Qualunque cosa dicano o facciano Salvini e Morisi, insomma, c’è sempre qualcuno tra i loro avversari pronto a glorificarli o trasformare ogni possibile reazione in un loro successo. Già solo questa considerazione, allora, dovrebbe bastare a far storcere il naso sul mito della “genialità” del duo: con la scusa di “fare il loro gioco” si finisce per screditare e precludersi ogni forma di opposizione, e giustificare i propri fallimenti.

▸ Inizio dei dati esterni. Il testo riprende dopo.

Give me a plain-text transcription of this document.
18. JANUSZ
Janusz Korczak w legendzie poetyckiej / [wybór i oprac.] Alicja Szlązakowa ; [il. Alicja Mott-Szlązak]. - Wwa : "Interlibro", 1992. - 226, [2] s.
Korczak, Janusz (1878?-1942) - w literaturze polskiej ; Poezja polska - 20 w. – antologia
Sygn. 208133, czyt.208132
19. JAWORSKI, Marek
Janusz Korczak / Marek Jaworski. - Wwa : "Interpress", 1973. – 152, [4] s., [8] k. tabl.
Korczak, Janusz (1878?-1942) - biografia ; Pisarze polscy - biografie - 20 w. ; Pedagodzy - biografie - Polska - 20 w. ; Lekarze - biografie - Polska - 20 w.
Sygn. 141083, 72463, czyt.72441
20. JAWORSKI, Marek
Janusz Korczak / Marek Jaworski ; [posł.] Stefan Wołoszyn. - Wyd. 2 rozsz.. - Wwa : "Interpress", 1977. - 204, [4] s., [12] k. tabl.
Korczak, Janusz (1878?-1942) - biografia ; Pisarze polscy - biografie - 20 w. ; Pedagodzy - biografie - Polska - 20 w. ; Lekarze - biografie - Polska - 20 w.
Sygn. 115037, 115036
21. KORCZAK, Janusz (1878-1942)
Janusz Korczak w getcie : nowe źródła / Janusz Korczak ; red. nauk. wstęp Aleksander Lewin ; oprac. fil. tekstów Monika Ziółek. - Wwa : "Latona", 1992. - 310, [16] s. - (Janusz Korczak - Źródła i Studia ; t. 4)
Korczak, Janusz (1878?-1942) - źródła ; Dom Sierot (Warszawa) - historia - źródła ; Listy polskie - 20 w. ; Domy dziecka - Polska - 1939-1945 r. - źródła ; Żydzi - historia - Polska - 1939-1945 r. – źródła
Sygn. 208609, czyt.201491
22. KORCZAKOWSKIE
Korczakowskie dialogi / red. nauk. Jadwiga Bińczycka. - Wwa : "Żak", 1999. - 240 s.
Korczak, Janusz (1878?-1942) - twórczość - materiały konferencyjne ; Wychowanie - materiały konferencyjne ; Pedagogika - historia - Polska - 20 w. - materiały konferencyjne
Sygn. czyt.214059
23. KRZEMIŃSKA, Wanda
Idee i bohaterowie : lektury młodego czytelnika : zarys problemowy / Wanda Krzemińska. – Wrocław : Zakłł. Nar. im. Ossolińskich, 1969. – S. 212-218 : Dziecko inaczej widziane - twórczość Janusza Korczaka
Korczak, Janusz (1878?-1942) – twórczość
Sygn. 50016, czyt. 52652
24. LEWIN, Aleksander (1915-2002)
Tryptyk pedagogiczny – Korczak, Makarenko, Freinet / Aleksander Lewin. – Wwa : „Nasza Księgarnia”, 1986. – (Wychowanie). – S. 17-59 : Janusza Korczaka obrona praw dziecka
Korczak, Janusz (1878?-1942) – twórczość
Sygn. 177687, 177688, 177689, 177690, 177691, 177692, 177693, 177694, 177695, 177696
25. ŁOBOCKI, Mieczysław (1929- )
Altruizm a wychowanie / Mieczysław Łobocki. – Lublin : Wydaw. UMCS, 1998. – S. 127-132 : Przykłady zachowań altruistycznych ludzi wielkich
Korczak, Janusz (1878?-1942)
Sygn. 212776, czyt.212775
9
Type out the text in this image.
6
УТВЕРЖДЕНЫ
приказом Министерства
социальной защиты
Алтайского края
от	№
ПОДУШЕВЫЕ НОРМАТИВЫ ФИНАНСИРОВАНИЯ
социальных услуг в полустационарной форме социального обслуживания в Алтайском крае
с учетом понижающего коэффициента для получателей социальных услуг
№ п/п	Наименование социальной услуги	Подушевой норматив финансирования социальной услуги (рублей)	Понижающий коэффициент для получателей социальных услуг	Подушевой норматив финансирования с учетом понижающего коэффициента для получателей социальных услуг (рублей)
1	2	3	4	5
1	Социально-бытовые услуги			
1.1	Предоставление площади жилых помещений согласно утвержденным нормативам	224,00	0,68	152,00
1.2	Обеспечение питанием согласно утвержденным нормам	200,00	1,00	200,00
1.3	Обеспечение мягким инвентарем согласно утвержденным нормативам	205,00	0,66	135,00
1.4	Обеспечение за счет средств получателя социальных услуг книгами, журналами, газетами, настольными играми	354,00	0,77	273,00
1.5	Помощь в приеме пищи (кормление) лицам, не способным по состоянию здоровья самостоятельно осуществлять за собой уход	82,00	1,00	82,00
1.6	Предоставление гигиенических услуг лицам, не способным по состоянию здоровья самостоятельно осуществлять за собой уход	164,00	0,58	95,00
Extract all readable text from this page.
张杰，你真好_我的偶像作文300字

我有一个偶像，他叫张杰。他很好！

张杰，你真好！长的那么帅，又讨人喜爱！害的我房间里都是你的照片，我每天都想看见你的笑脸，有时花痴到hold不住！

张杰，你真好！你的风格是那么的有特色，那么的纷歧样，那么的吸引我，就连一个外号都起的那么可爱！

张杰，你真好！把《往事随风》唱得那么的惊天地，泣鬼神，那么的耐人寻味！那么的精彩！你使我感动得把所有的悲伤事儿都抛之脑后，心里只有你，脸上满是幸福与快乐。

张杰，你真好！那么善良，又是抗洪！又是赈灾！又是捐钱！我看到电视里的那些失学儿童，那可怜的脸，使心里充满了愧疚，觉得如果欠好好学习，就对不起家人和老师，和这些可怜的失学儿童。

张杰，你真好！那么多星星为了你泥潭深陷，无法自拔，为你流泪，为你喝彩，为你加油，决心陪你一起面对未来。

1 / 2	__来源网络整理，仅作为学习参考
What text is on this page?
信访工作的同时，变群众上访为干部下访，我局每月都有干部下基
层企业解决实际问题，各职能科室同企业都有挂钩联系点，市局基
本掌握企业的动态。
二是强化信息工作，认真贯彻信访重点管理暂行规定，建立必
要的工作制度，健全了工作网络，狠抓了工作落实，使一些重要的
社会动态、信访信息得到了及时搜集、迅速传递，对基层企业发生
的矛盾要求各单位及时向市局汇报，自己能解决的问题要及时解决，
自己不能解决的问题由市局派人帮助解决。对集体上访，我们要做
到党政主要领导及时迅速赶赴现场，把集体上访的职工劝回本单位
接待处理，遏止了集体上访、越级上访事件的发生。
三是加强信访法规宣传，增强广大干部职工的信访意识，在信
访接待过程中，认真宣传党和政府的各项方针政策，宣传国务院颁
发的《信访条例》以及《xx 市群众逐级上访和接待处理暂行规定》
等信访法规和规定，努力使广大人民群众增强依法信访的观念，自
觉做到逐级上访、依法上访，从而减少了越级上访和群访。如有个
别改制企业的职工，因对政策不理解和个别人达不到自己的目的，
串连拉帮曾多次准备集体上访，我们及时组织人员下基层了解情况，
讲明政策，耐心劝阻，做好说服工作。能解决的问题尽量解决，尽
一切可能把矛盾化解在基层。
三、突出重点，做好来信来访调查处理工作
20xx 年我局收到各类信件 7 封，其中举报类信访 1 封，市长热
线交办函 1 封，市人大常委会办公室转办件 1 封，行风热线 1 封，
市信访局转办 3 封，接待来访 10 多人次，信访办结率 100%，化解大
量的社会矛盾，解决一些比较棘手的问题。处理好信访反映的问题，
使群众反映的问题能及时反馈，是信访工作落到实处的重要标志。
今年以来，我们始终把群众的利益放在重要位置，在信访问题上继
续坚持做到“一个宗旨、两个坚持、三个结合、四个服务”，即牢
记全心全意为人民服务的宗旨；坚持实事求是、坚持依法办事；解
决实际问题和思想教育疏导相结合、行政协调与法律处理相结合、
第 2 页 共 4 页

Perché, di fronte all’immagine del Ministro dell’Interno (e de facto capo del governo) con in mano un’arma da fuoco e la velata minaccia di usarla contro chi “spala fango sulla Lega,” dovrebbe inquietare di più l’assenza di una reazione dell’opinione pubblica e della politica, piuttosto che ritrovarsi la notizia in trending topic.

La continua esaltazione della “Bestia” consente a chi dovrebbe opporsi a Salvini di alimentare un sentimento di autoassoluzione, impostando la narrazione di un nemico forte e organizzato—talmente astuto che ogni arma da usare contro di lui si ritorce contro. Paradossalmente, questa è l’unica narrazione di successo che il centrosinistra sembra essere riuscito a creare in questi anni.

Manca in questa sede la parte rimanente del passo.